Wright spoke as a brief clip of the ad played in the background.
DAVID WRIGHT: Thirty seconds, designed to scare millions of voters.
Cut to clip of Obama: "We've seen these ads before. They're usually the kind that play on people's fears and try to scare up votes."
That's when Wright, echoing Obama, wrung his hands.
WRIGHT: The trouble is, they work.
Wright's clearly upset that Hillary's ad was successful. He ended his segment on a cautionary note.
WRIGHT: How did [Knowles] end up in a Clinton ad? The same way the factory worker from Al Gore's ad in 2000 ended up in a John Kerry ad in 2004: file footage, available on the cheap. The lesson for voters: advertising, and reality, are sometimes two very different things.
But was Wright's warning fair game, or simply an attempt to undercut Clinton? After all, the ad certainly didn't suggest the sleeping girl was a Hillary supporter, nor that the scene itself was anything but a dramatization.
Then it was on to the interview with Casey Knowles, who showed herself to be a bright and articulate young woman. Knowles has been working as an Obama precinct captain in her home state of Washington. Weir ended the interview by offering her some equal time to counteract Hillary's 3 AM ad.
BILL WEIR: So since she used your image to give this message that she's much more experienced and would be the better person to answer that dangerous call, why is she wrong? Here's your equal-time opportunity. Why is Hillary Clinton wrong in what she said in that ad?
CASEY KNOWLES: Well, what I don't like about the ad is fear-mongering. I think it's a cheap hit to take. And I really prefer Obama's message of looking forward to a bright future where there aren't crises, you know? I think that's much stronger message, is hope. And that's getting criticized, that hope isn't real, hope isn't practical, but what more could you want in a leader?

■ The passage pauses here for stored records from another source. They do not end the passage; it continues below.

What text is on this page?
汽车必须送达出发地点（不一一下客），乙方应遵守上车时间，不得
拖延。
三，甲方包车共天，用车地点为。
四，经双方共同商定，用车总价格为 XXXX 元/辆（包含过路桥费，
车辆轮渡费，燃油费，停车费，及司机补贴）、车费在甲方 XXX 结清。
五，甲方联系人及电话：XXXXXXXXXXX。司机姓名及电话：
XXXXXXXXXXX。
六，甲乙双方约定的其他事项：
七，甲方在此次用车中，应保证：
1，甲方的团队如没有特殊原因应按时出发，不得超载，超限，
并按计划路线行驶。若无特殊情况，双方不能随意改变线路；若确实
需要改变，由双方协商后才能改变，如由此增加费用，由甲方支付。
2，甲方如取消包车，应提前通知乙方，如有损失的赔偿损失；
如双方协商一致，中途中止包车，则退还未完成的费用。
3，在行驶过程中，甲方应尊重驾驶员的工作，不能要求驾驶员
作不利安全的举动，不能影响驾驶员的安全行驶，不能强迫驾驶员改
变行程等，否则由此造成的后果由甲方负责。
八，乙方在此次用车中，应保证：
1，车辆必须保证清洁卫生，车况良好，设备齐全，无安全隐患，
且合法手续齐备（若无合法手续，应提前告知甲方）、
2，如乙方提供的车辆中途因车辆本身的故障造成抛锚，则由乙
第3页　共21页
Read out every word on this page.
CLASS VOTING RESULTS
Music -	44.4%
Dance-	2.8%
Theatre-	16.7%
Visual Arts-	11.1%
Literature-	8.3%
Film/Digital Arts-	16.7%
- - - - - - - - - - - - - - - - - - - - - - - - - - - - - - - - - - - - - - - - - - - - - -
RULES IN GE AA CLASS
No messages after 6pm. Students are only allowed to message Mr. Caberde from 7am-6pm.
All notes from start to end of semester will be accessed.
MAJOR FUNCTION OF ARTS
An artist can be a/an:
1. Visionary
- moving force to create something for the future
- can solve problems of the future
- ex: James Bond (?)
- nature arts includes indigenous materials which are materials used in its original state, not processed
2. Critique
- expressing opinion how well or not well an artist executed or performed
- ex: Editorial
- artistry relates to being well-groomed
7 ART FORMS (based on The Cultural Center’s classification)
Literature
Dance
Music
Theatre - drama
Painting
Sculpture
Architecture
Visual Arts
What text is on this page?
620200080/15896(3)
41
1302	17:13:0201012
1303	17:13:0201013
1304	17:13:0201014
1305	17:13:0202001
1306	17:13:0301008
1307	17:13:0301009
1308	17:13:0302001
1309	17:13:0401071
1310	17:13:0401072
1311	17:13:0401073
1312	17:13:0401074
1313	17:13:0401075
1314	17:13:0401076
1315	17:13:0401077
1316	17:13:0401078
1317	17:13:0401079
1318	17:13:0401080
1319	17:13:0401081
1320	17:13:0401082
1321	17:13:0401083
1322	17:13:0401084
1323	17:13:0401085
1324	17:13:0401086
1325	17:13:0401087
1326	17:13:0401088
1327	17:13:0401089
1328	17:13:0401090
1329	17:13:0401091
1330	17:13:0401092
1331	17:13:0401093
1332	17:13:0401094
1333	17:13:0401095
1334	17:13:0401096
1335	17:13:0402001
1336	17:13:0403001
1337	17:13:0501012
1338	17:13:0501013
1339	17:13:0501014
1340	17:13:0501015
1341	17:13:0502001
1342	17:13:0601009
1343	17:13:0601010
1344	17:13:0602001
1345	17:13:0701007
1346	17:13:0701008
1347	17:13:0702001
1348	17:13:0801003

Now, not to be too tough on a 17-year, and gosh knows I'd like to have a Casey Knowles on my side in a political campaign. But since she has put herself out there, is an Obama precinct captain, and above all because her message sounds so much like that of older people who should know better, let's examine it.
My first thought was that her pitch sounded like Rush's parody of an Obama ad, filled with frothiness about "hope" and "the future." I'd focus on this line:
I really prefer Obama's message of looking forward to a bright future where there aren't crises, you know?
We do know. We'd all prefer that bright future where there are no crises, that future of champagne wishes and caviar dreams. Of course there's only one little problem with that . . .
It's one thing for an idealistic 17-year old to imagine a world free from crisis; altogether another for David Wright to decry the intrusion of reality into the campaign. Whether or not Hillary's the right person to pick up that phone, for an all-grown-up MSMer like Wright to decry an ad that acknowledges the reality that every American president has and surely will face at least one serious crisis is nothing short of . . . the Obamification of ABC.